Bug ID: JDK-4650839 RAS: Vtest hang after 38 hrs 19 mins in hopper

Type: Bug
Component: hotspot
Sub-Component: runtime
Affected Version: 1.4.1

Priority: P1
Status: Closed
Resolution: Won't Fix
OS: linux
CPU: generic,x86

Submitted: 2002-03-11
Updated: 2002-03-28
Resolved: 2002-03-27

RAS: Vtest hang after 38 hrs 19 mins in hopper_04 c1 on linux redhat 7.1

JDK version
=============
java version "1.4.1-beta"
Java(TM) 2 Runtime Environment, Standard Edition (build 1.4.1-beta-b04)
Java HotSpot(TM) Client VM (build 1.4.1-beta-b04, mixed mode)

Platform
=============
Linux 2.4.2-2smp #1 SMP i686 unknown

Error message
=============
Vtest hang after 38 hrs 19 mins in hopper_04 c1 on jtg-linux13

Notes
=============
please check http://jtgb4u4c.sfbay/bigapps for test results tables

How to reproduce bug:
telnet to the hosts shown in web for linux test machine with root/[host name] as id/passwd
goto /bt to execute script and /bs to get the running results
for example:
telnet to jtg-i114 with root/jtg-i114 as id/passwd
execute /bs/runatg.ksh -server
cd to /bt/atgxxx.xxx-server to get the results
###@###.### 2002-03-11

EVALUATION One thread is in _thread_new, however, the creating thread has already called os::start_thread() on it.

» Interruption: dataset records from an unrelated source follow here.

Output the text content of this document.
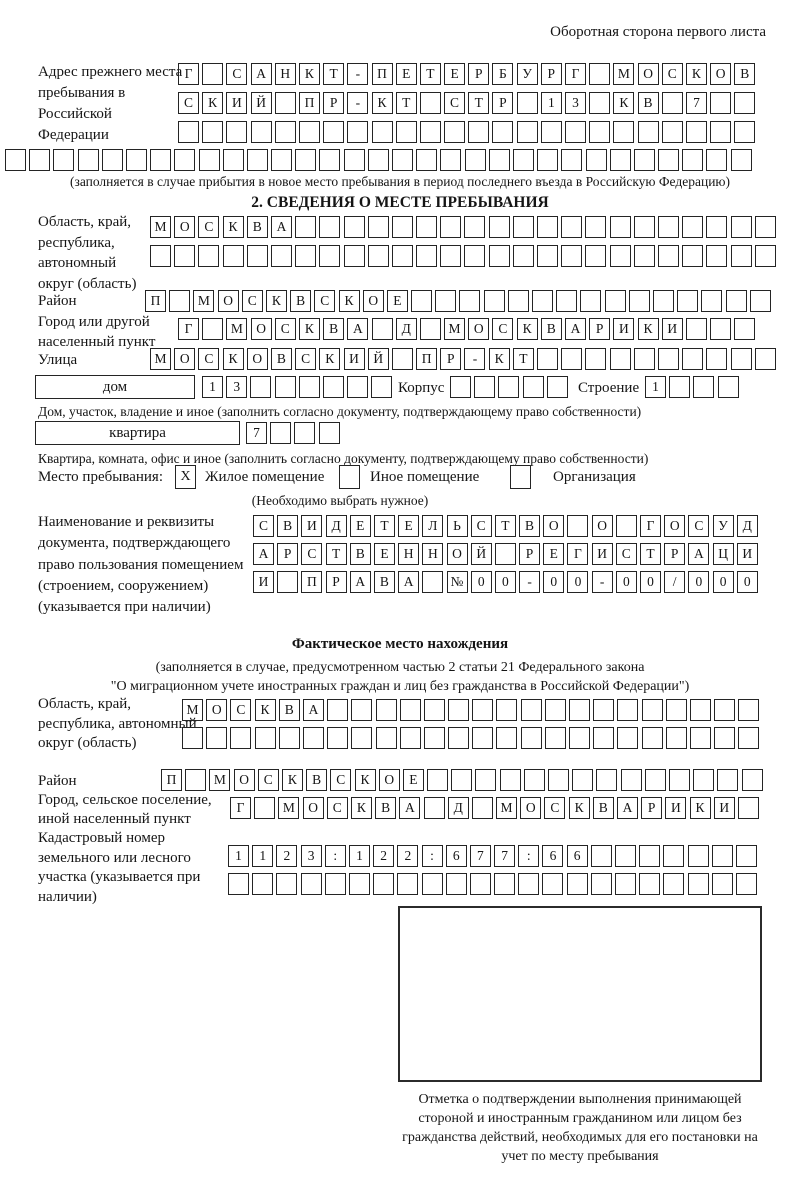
Оборотная сторона первого листа
Адрес прежнего места пребывания в Российской Федерации
Г	С	А	Н	К	Т	-	П	Е	Т	Е	Р	Б	У	Р	Г	М О	С	К	О	В
С	К	И	Й	П	Р	-	К	Т	С	Т	Р	1	3	К	В	7
(заполняется в случае прибытия в новое место пребывания в период последнего въезда в Российскую Федерацию)
2. СВЕДЕНИЯ О МЕСТЕ ПРЕБЫВАНИЯ
Область, край, республика, автономный округ (область)
М О	С	К	В	А
Район	П	М О	С	К	В	С	К	О	Е
Город или другой населенный пункт
Г	М О	С	К	В	А	Д	М О	С	К	В	А	Р	И	К	И
Улица	М О	С	К	О	В	С	К	И	Й	П	Р	-	К	Т
дом	1	3	Корпус	Строение 1
Дом, участок, владение и иное (заполнить согласно документу, подтверждающему право собственности)
квартира	7
Квартира, комната, офис и иное (заполнить согласно документу, подтверждающему право собственности)
Место пребывания:	X Жилое помещение	Иное помещение	Организация
(Необходимо выбрать нужное)
Наименование и реквизиты документа, подтверждающего право пользования помещением (строением, сооружением) (указывается при наличии)
С	В	И	Д	Е	Т	Е	Л	Ь	С	Т	В	О	О	Г	О	С	У	Д
А	Р	С	Т	В	Е	Н	Н	О	Й	Р	Е	Г	И	С	Т	Р	А	Ц	И
И	П	Р	А	В	А	№	0	0	-	0	0	-	0	0	/	0	0	0
Фактическое место нахождения
(заполняется в случае, предусмотренном частью 2 статьи 21 Федерального закона
"О миграционном учете иностранных граждан и лиц без гражданства в Российской Федерации")
Область, край, республика, автономный округ (область)
М О	С	К	В	А
Район	П	М О	С	К	В	С	К	О	Е
Город, сельское поселение, иной населенный пункт
Г	М О	С	К	В	А	Д	М О	С	К	В	А	Р	И	К	И
Кадастровый номер земельного или лесного участка (указывается при наличии)
1	1	2	3	:	1	2	2	:	6	7	7	:	6	6
Отметка о подтверждении выполнения принимающей стороной и иностранным гражданином или лицом без гражданства действий, необходимых для его постановки на учет по месту пребывания
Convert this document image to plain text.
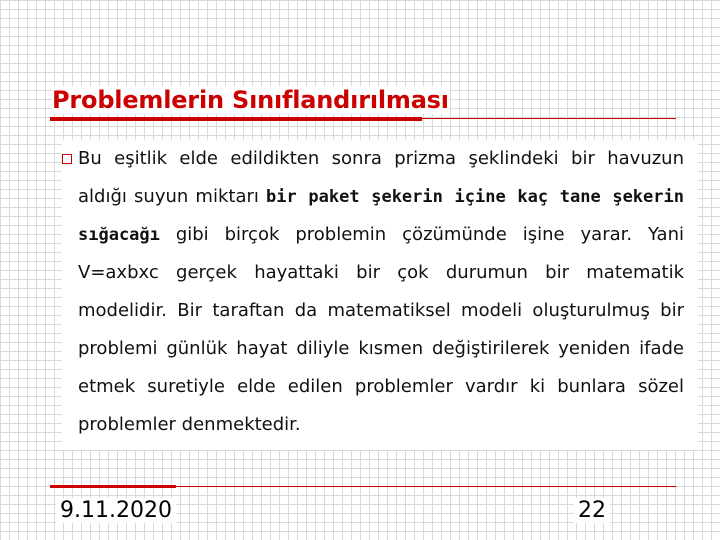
Problemlerin Sınıflandırılması

Bu eşitlik elde edildikten sonra prizma şeklindeki bir havuzun aldığı suyun miktarı bir paket şekerin içine kaç tane şekerin sığacağı gibi birçok problemin çözümünde işine yarar. Yani V=axbxc gerçek hayattaki bir çok durumun bir matematik modelidir. Bir taraftan da matematiksel modeli oluşturulmuş bir problemi günlük hayat diliyle kısmen değiştirilerek yeniden ifade etmek suretiyle elde edilen problemler vardır ki bunlara sözel problemler denmektedir.

9.11.2020	22
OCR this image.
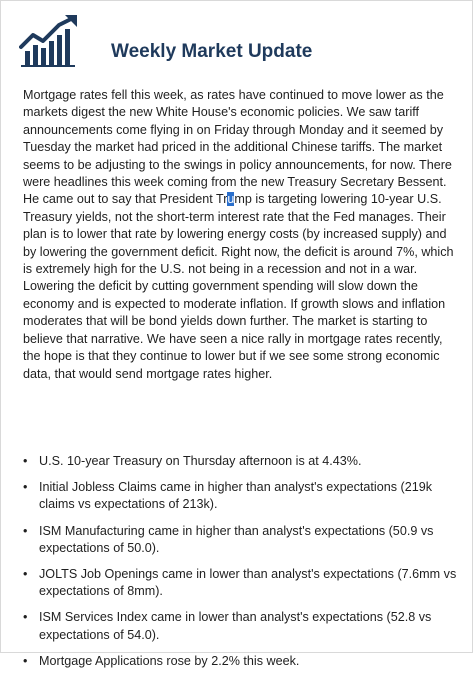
Weekly Market Update

Mortgage rates fell this week, as rates have continued to move lower as the markets digest the new White House's economic policies. We saw tariff announcements come flying in on Friday through Monday and it seemed by Tuesday the market had priced in the additional Chinese tariffs. The market seems to be adjusting to the swings in policy announcements, for now. There were headlines this week coming from the new Treasury Secretary Bessent. He came out to say that President Trump is targeting lowering 10-year U.S. Treasury yields, not the short-term interest rate that the Fed manages. Their plan is to lower that rate by lowering energy costs (by increased supply) and by lowering the government deficit. Right now, the deficit is around 7%, which is extremely high for the U.S. not being in a recession and not in a war. Lowering the deficit by cutting government spending will slow down the economy and is expected to moderate inflation. If growth slows and inflation moderates that will be bond yields down further. The market is starting to believe that narrative. We have seen a nice rally in mortgage rates recently, the hope is that they continue to lower but if we see some strong economic data, that would send mortgage rates higher.

• U.S. 10-year Treasury on Thursday afternoon is at 4.43%.
• Initial Jobless Claims came in higher than analyst's expectations (219k claims vs expectations of 213k).
• ISM Manufacturing came in higher than analyst's expectations (50.9 vs expectations of 50.0).
• JOLTS Job Openings came in lower than analyst's expectations (7.6mm vs expectations of 8mm).
• ISM Services Index came in lower than analyst's expectations (52.8 vs expectations of 54.0).
• Mortgage Applications rose by 2.2% this week.
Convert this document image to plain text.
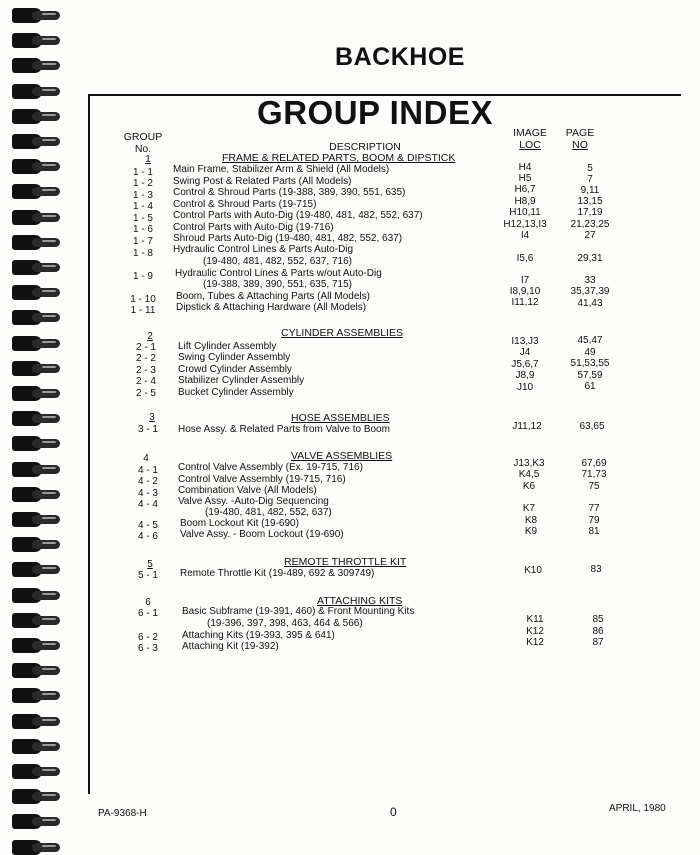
BACKHOE
GROUP INDEX
GROUP
No.	DESCRIPTION
IMAGE
LOC
PAGE
NO
1	FRAME & RELATED PARTS, BOOM & DIPSTICK
1 - 1	Main Frame, Stabilizer Arm & Shield (All Models)	H4	5
1 - 2	Swing Post & Related Parts (All Models)	H5	7
1 - 3	Control & Shroud Parts (19-388, 389, 390, 551, 635)	H6,7	9,11
1 - 4	Control & Shroud Parts (19-715)	H8,9	13,15
1 - 5	Control Parts with Auto-Dig (19-480, 481, 482, 552, 637)	H10,11	17,19
1 - 6	Control Parts with Auto-Dig (19-716)	H12,13,I3	21,23,25
1 - 7	Shroud Parts Auto-Dig (19-480, 481, 482, 552, 637)	I4	27
1 - 8	Hydraulic Control Lines & Parts Auto-Dig
(19-480, 481, 482, 552, 637, 716)	I5,6	29,31
1 - 9	Hydraulic Control Lines & Parts w/out Auto-Dig
(19-388, 389, 390, 551, 635, 715)	I7	33
1 - 10	Boom, Tubes & Attaching Parts (All Models)	I8,9,10	35,37,39
1 - 11	Dipstick & Attaching Hardware (All Models)	I11,12	41,43
2	CYLINDER ASSEMBLIES
2 - 1	Lift Cylinder Assembly	I13,J3	45,47
2 - 2	Swing Cylinder Assembly	J4	49
2 - 3	Crowd Cylinder Assembly	J5,6,7	51,53,55
2 - 4	Stabilizer Cylinder Assembly	J8,9	57,59
2 - 5	Bucket Cylinder Assembly	J10	61
3	HOSE ASSEMBLIES
3 - 1	Hose Assy. & Related Parts from Valve to Boom	J11,12	63,65
4	VALVE ASSEMBLIES
4 - 1	Control Valve Assembly (Ex. 19-715, 716)	J13,K3	67,69
4 - 2	Control Valve Assembly (19-715, 716)	K4,5	71,73
4 - 3	Combination Valve (All Models)	K6	75
4 - 4	Valve Assy. -Auto-Dig Sequencing
(19-480, 481, 482, 552, 637)	K7	77
4 - 5	Boom Lockout Kit (19-690)	K8	79
4 - 6	Valve Assy. - Boom Lockout (19-690)	K9	81
5	REMOTE THROTTLE KIT
5 - 1	Remote Throttle Kit (19-489, 692 & 309749)	K10	83
6	ATTACHING KITS
6 - 1	Basic Subframe (19-391, 460) & Front Mounting Kits
(19-396, 397, 398, 463, 464 & 566)	K11	85
6 - 2	Attaching Kits (19-393, 395 & 641)	K12	86
6 - 3	Attaching Kit (19-392)	K12	87
PA-9368-H	0	APRIL, 1980
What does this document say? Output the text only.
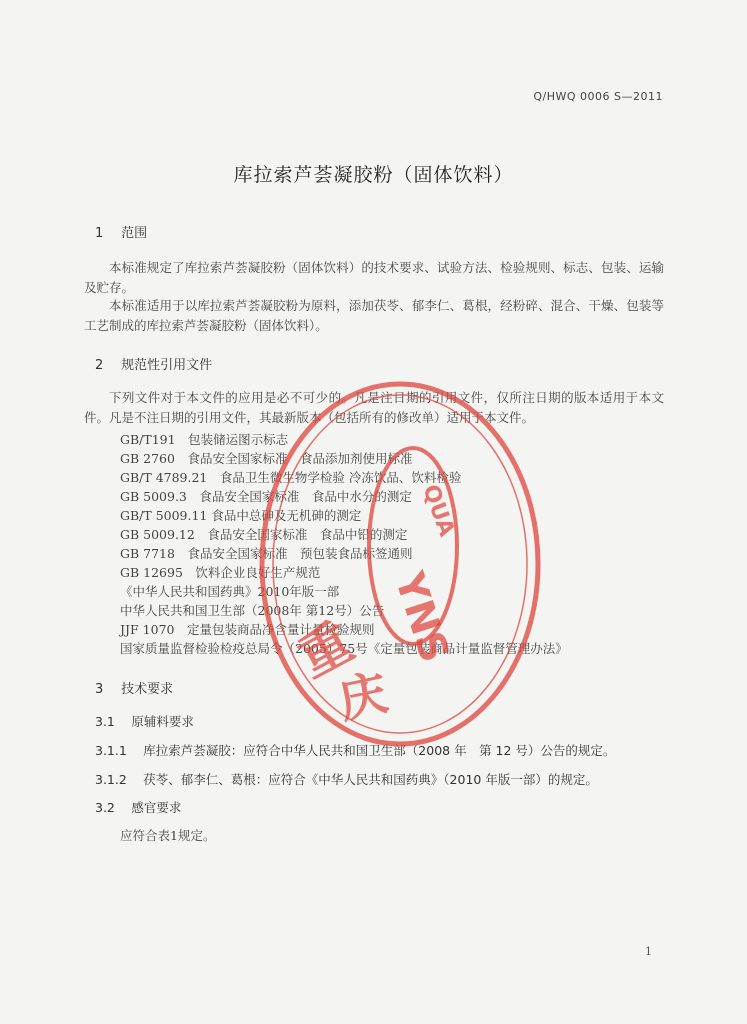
Q/HWQ 0006 S—2011
库拉索芦荟凝胶粉（固体饮料）
1 范围
本标准规定了库拉索芦荟凝胶粉（固体饮料）的技术要求、试验方法、检验规则、标志、包装、运输及贮存。
本标准适用于以库拉索芦荟凝胶粉为原料，添加茯苓、郁李仁、葛根，经粉碎、混合、干燥、包装等工艺制成的库拉索芦荟凝胶粉（固体饮料）。
2 规范性引用文件
下列文件对于本文件的应用是必不可少的。凡是注日期的引用文件，仅所注日期的版本适用于本文件。凡是不注日期的引用文件，其最新版本（包括所有的修改单）适用于本文件。
GB/T191　包装储运图示标志
GB 2760　食品安全国家标准　食品添加剂使用标准
GB/T 4789.21　食品卫生微生物学检验 冷冻饮品、饮料检验
GB 5009.3　食品安全国家标准　食品中水分的测定
GB/T 5009.11 食品中总砷及无机砷的测定
GB 5009.12　食品安全国家标准　食品中铅的测定
GB 7718　食品安全国家标准　预包装食品标签通则
GB 12695　饮料企业良好生产规范
《中华人民共和国药典》2010年版一部
中华人民共和国卫生部（2008年 第12号）公告
JJF 1070　定量包装商品净含量计量检验规则
国家质量监督检验检疫总局令（2005）75号《定量包装商品计量监督管理办法》
3 技术要求
3.1　 原辅料要求
3.1.1　 库拉索芦荟凝胶：应符合中华人民共和国卫生部（2008 年　第 12 号）公告的规定。
3.1.2　 茯苓、郁李仁、葛根：应符合《中华人民共和国药典》（2010 年版一部）的规定。
3.2　 感官要求
应符合表1规定。
1
重
庆
YNS
QUA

Looks like the start thread event got lost. ###@###.### 2002-03-12 There is another type of hang in vmark. VM thread couldn't grab the Threads_lock in SafepointSynchronize::begin(), although the _owner of Threads_lock is 0x0. Looking into the pthread_mutex_lock frames, it appears the underlying _mutex of Threads_lock is indeed locked by some thread. This probably will need a different bugid. To reproduce the hang: > java COM.volano.Main > repeat 1000 java COM.volano.Mark -count 1 ###@###.### 2002-03-14 I am tracking the second type hang with bug id 4654490 ###@###.### 2002-03-18 Both this hang and 4654490 are caused by a bug in 2.4 SMP kernel. It appears 2.4 SMP kernel sometimes may hand out duplicate PID if two processes are creating threads at the same time. Indeed, I can reproduce the problem of duplicate PID with a C testcase just using "fork". Note that each thread on Linux is essentially a process and must have a unique PID. If two threads are created with the same PID, signals that are meant to start a newly created thread or to wake up a thread blocked in pthread_mutex_lock() or pthread_cond_wait() may get delivered to the wrong thread (LinuxThreads uses "kill(PID, )" to implement pthread_kill() and to restart a sleeping thread). If that happens, we may end up with a hanging VM because some of its threads never wake up. In the Java testcase, when VMark hangs, I can see duplicate PIDs with this command: [root@jtg-linux1 /root]# ps -A|sort|uniq -D 26829 ? 00:00:00 java 26829 ? 00:00:00 java It looks like this kernel race has been fixed in kernel 2.4.18. The changelog of 2.4.18 contains: - Fix SMP race on PID allocation (Erik A. Hendriks) This hang and 4654490 are not reproducible when vmark is run on kernel 2.4.18. Note that kernel 2.4.18 is included in Redhat 7.3 beta. If you want to change to RedHat 7.3, please also see bug 4654443. ###@###.### 2002-03-26

26-03-2002